Yes. Since $A = A^2 + A^T A = A^2 + A A^T$, it follows that $A$ is normal, hence by the spectral theorem has an orthonormal basis of eigenvectors $v_1, ... v_n$. Moreover, the given condition says precisely that the corresponding eigenvalues $\lambda_i$ satisfy $A v_i + A^T v_i = \lambda v_i + \overline{\lambda} v_i = v_i$, hence all have real part exactly $\frac{1}{2}$. Since $A$ is real, the set of its eigenvalues is closed under complex conjugation, so every eigenvalue $\frac{1}{2} + iy$ is paired with its complex conjugate $\frac{1}{2} - iy$ (and the eigenvalue $\frac{1}{2}$ can occur with any multiplicity). The product of these is positive, so $\det A > 0$.

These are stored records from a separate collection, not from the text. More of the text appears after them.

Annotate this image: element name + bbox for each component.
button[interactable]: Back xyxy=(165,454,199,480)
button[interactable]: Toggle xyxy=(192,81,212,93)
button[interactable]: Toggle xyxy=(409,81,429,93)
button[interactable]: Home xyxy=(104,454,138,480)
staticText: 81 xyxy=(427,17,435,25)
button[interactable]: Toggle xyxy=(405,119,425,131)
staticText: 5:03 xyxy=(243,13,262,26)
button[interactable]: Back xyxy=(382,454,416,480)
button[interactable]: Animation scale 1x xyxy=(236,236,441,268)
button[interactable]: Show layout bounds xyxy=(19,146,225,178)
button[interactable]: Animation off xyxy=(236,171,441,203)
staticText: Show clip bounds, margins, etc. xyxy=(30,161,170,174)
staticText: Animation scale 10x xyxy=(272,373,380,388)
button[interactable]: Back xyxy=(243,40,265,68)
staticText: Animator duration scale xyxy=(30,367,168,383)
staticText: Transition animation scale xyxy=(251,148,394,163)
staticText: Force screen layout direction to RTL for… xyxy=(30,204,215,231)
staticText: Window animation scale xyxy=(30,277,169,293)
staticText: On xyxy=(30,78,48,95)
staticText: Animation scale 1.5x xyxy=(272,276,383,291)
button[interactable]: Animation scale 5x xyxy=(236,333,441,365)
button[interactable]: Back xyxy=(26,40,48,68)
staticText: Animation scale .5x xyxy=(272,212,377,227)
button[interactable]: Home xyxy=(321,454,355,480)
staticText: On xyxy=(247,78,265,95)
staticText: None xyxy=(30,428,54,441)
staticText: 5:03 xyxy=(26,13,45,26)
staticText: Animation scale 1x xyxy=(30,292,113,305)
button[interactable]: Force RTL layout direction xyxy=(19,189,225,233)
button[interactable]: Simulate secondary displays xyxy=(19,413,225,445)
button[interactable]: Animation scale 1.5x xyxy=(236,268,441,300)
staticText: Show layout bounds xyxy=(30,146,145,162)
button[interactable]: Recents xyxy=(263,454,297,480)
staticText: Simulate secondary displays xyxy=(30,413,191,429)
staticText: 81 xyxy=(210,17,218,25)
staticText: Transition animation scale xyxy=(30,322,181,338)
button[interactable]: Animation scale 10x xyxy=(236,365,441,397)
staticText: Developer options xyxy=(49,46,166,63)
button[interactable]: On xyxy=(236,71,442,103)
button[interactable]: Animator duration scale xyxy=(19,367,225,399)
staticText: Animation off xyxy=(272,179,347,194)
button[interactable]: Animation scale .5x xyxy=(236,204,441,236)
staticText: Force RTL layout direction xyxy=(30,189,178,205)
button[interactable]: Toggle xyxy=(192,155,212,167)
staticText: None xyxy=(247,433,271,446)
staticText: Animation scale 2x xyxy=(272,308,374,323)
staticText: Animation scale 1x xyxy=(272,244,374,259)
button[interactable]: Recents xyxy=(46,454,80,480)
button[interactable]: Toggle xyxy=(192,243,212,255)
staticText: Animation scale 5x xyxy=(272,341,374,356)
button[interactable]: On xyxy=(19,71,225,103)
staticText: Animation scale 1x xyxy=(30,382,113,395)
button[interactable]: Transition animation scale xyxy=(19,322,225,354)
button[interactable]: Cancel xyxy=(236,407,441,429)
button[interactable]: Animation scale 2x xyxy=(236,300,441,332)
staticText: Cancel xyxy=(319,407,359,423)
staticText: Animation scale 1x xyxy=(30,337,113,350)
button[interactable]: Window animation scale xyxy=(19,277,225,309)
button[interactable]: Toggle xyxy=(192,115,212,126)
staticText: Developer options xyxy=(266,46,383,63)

Here is an alternate argument which does not rely on the spectral theorem. The condition gives $\langle v, v \rangle = \langle (A + A^T) v, v \rangle = \langle Av, v \rangle + \langle A^T v, v \rangle = 2 \langle Av, v \rangle$
for $v \in \mathbb{R}^n$. It follows that any such matrix $A$ is invertible, since $Av = 0$ implies $\langle v, v \rangle = 0$. On the other hand, the set of all matrices $A$ satisfying this condition is an affine subspace - in particular, it is path-connected. A path-connected set of invertible matrices must lie in a path component of $\text{GL}_n(\mathbb{R})$, hence the determinant must be the same sign for every element of the set. And $\frac{1}{2} I$ is in this set.
Note that the set of matrices satisfying this condition is precisely a translate of the set of skew-symmetric matrices by $\frac{1}{2} I$.